Ces principes généraux et ces divisions étant posés, nous allons aborder maintenant la psychologie des ouvriers parisiens, ayant surtout en vue, comme il a été dit, la classe des artisans. Voici les caractéristiques les plus frappantes de leur état mental.

L’ouvrier parisien se rapproche des êtres primitifs par sa nature impulsive, son imprévoyance, l’incapacité de se dominer et son habitude de n’avoir pour guide que l’instinct du moment. Mais il possède un sens artistique, parfois critique, très affiné par le milieu où il vit. En dehors des choses de son métier, qu’il exécute très bien, (avec plus de goût cependant que de fini), il raisonne peu ou mal, et n’est guère accessible à d’autre logique qu’à celle des sentiments.

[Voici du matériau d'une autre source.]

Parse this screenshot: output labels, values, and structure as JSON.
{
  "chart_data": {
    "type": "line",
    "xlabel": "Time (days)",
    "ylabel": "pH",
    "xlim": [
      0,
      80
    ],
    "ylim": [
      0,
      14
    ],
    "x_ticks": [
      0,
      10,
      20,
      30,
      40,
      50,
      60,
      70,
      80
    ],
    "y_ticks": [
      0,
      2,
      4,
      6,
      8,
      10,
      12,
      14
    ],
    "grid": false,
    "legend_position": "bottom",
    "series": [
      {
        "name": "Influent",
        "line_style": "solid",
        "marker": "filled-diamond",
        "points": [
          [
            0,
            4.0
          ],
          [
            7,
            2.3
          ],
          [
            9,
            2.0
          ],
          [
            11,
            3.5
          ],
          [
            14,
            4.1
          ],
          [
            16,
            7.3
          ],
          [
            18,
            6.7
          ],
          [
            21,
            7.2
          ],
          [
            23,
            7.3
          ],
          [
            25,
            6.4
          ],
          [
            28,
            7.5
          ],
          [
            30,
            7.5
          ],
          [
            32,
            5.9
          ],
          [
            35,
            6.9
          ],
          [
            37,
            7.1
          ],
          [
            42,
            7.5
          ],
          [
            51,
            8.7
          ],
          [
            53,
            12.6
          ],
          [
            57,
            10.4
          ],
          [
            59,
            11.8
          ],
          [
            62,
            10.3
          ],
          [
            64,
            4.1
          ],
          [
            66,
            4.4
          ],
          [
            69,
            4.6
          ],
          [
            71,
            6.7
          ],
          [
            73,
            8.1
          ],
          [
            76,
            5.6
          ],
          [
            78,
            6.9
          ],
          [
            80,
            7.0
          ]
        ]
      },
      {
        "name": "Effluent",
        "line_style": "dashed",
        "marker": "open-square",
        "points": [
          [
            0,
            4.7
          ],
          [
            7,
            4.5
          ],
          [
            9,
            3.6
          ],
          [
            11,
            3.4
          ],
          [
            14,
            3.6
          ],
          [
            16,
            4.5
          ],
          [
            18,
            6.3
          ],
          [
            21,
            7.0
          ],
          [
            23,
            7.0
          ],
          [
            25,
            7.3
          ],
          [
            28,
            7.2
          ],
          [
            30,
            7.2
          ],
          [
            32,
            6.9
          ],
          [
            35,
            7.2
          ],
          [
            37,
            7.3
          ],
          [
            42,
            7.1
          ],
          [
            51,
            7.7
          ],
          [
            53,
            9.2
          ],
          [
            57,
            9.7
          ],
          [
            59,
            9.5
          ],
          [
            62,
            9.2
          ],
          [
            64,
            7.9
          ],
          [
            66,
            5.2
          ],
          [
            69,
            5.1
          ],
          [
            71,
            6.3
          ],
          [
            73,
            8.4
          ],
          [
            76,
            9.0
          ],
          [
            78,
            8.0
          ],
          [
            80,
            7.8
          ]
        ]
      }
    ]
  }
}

Il aime à se plaindre et à déblatérer, mais ses plaintes sont plus passives qu’actives. Il est au fond très conservateur, très casanier, et n’a guère de goût pour le changement. Indifférent aux doctrines politiques, il s’est toujours soumis facilement à tous les régimes, pourvu qu’ils eussent à leur tête des individus possédant du prestige. Le panache d’un général produit toujours sur lui une sorte d’émotion respectueuse à laquelle il ne résiste guère. On le mène aisément avec des mots et du prestige et pas du tout avec des raisons.